Este libro es un ensayo que expone una idea fundamental; no recicla ni presenta en un nuevo envoltorio pensamientos de otras personas. Un enervo es una meditación impulsiva, no un informe científico. Pido disculpas si dejo de lado algunos temas evidentes, pues estoy convencido de que si que a mí me resulta aburrido de escribir podría ser demasiado aburrido de leer para el lector. (Además, para evitar el aburrimiento puede sernos de gran ayuda filtrar todo lo que no sea esencial.)

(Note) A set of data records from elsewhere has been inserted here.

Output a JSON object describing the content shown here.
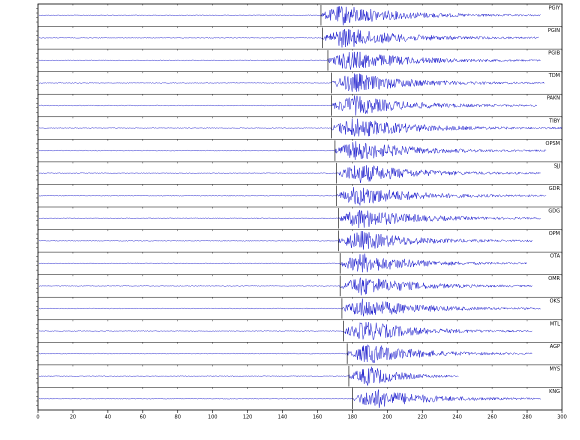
{
  "chart_data": {
    "type": "seismogram",
    "color": "#1a1acc",
    "xlim": [
      0,
      300
    ],
    "xticks": [
      0,
      20,
      40,
      60,
      80,
      100,
      120,
      140,
      160,
      180,
      200,
      220,
      240,
      260,
      280,
      300
    ],
    "traces": [
      {
        "name": "PGIY",
        "onset": 162,
        "end": 288
      },
      {
        "name": "PGIN",
        "onset": 163,
        "end": 287
      },
      {
        "name": "PGIB",
        "onset": 166,
        "end": 288
      },
      {
        "name": "TDM",
        "onset": 168,
        "end": 290
      },
      {
        "name": "PAKN",
        "onset": 168,
        "end": 286
      },
      {
        "name": "TIBY",
        "onset": 168,
        "end": 300
      },
      {
        "name": "OPSM",
        "onset": 170,
        "end": 291
      },
      {
        "name": "SJJ",
        "onset": 171,
        "end": 288
      },
      {
        "name": "GDR",
        "onset": 171,
        "end": 291
      },
      {
        "name": "GDG",
        "onset": 172,
        "end": 288
      },
      {
        "name": "OPM",
        "onset": 172,
        "end": 283
      },
      {
        "name": "OTA",
        "onset": 173,
        "end": 280
      },
      {
        "name": "OMR",
        "onset": 173,
        "end": 283
      },
      {
        "name": "OKS",
        "onset": 174,
        "end": 288
      },
      {
        "name": "MTL",
        "onset": 175,
        "end": 283
      },
      {
        "name": "AGP",
        "onset": 177,
        "end": 283
      },
      {
        "name": "MYS",
        "onset": 178,
        "end": 241
      },
      {
        "name": "KNG",
        "onset": 180,
        "end": 288
      }
    ]
  }
}
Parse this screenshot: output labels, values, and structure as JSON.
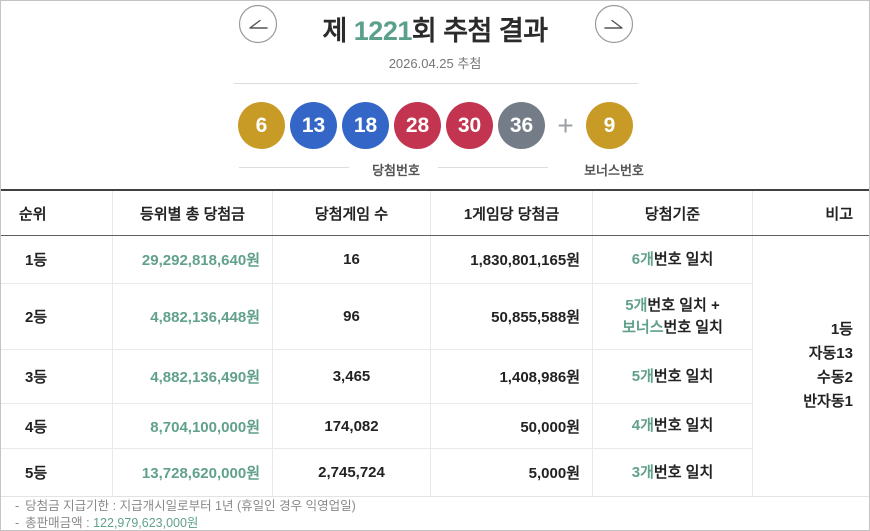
{
  "header": {
    "title_prefix": "제 ",
    "round_number": "1221",
    "title_suffix": "회 추첨 결과",
    "draw_date": "2026.04.25 추첨",
    "prev_arrow_icon": "arrow-left",
    "next_arrow_icon": "arrow-right"
  },
  "balls": {
    "winning": [
      {
        "num": "6",
        "color": "#C89B27"
      },
      {
        "num": "13",
        "color": "#3366C6"
      },
      {
        "num": "18",
        "color": "#3366C6"
      },
      {
        "num": "28",
        "color": "#C2344F"
      },
      {
        "num": "30",
        "color": "#C2344F"
      },
      {
        "num": "36",
        "color": "#747C87"
      }
    ],
    "plus": "+",
    "bonus": {
      "num": "9",
      "color": "#C89B27"
    },
    "winning_label": "당첨번호",
    "bonus_label": "보너스번호"
  },
  "table": {
    "headers": [
      "순위",
      "등위별 총 당첨금",
      "당첨게임 수",
      "1게임당 당첨금",
      "당첨기준",
      "비고"
    ],
    "rows": [
      {
        "rank": "1등",
        "total": "29,292,818,640원",
        "games": "16",
        "per_game": "1,830,801,165원",
        "criteria": [
          [
            {
              "t": "6개",
              "g": true
            },
            {
              "t": "번호 일치",
              "g": false
            }
          ]
        ]
      },
      {
        "rank": "2등",
        "total": "4,882,136,448원",
        "games": "96",
        "per_game": "50,855,588원",
        "criteria": [
          [
            {
              "t": "5개",
              "g": true
            },
            {
              "t": "번호 일치 +",
              "g": false
            }
          ],
          [
            {
              "t": "보너스",
              "g": true
            },
            {
              "t": "번호 일치",
              "g": false
            }
          ]
        ]
      },
      {
        "rank": "3등",
        "total": "4,882,136,490원",
        "games": "3,465",
        "per_game": "1,408,986원",
        "criteria": [
          [
            {
              "t": "5개",
              "g": true
            },
            {
              "t": "번호 일치",
              "g": false
            }
          ]
        ]
      },
      {
        "rank": "4등",
        "total": "8,704,100,000원",
        "games": "174,082",
        "per_game": "50,000원",
        "criteria": [
          [
            {
              "t": "4개",
              "g": true
            },
            {
              "t": "번호 일치",
              "g": false
            }
          ]
        ]
      },
      {
        "rank": "5등",
        "total": "13,728,620,000원",
        "games": "2,745,724",
        "per_game": "5,000원",
        "criteria": [
          [
            {
              "t": "3개",
              "g": true
            },
            {
              "t": "번호 일치",
              "g": false
            }
          ]
        ]
      }
    ],
    "note_lines": [
      "1등",
      "자동13",
      "수동2",
      "반자동1"
    ]
  },
  "footer": {
    "notes": [
      {
        "bullet": "-",
        "text": "당첨금 지급기한 : 지급개시일로부터 1년 (휴일인 경우 익영업일)",
        "value": ""
      },
      {
        "bullet": "-",
        "text": "총판매금액 : ",
        "value": "122,979,623,000원"
      }
    ]
  },
  "colors": {
    "accent_green": "#61A18C",
    "title_green": "#5AA08C",
    "ball_gold": "#C89B27",
    "ball_blue": "#3366C6",
    "ball_red": "#C2344F",
    "ball_gray": "#747C87"
  }
}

Hablar es barato. Quien haya recibido demasiadas clases de filosofía en la universidad (o quizá no las suficientes) podría objetar que la visión de un Cisne Negro no invalida la teoría de que todos los cisnes son blancos, ya que esa ave negra no es técnicamente un cisne, pues el hecho de ser de color blanco sería ¡a propiedad esencial del cisne. Es verdad que quienes lean a Wittgenstein en exceso (y comentarios acerca de Wittgenstein) pueden tener la impresión de que los problemas del lenguaje son importantes. No hay duda de que pueden ser de importancia para hacerse con un sitio en los departamentos de filosofía, pero son algo que nosotros, los profesionales y los que tomamos decisiones en el mundo real, dejamos para el fin de semana. Como explico en el capítulo titulado "La incertidumbre del farsante», estas sutilezas, con todo su atractivo intelectual, no tienen implicaciones importantes de lunes a viernes, si se comparan con cuestiones más sustanciales (pero más olvidadas). Las personas de aula, que no se han enfrentado a muchas situaciones auténticas de toma de decisiones en un ambiente de incertidumbre, no se dan cuenta de qué es importante y qué no lo es; ni siquiera aquellos que son eruditos de la incertidumbre (o especialmente aquellos que son eruditos de la incertidumbre). Lo que llamo la práctica de la incertidumbre puede ser piratería, especulación de bienes, juego profesional, trabajar en alguna rama de la Mafia, o sencillamente una simple acción empresarial en serie. De ahí que clame contra el «escepticismo estéril», ese sobre el que nada podemos hacer, y contra los problemas excesivamente teóricos del lenguaje que han convertido a gran parte de la filosofía moderna en irrelevante para lo que burlonamente se llama el «público en general». (Antes, para bien o para mal, esos raros filósofos y pensadores que no destacaban por sí mismos dependían del apoyo de un patrón. Hoy día, los académicos especializados en disciplinas abstractas dependen mutuamente de sus respectivas opiniones, sin comprobaciones externas, con el grave resultado patológico de que en ocasiones convierten sus objetivos en limitados concursos de demostración de habilidad. Cualesquiera que fueran las deficiencias del antiguo sistema, al menos obligaba a tener cierto nivel de importancia.)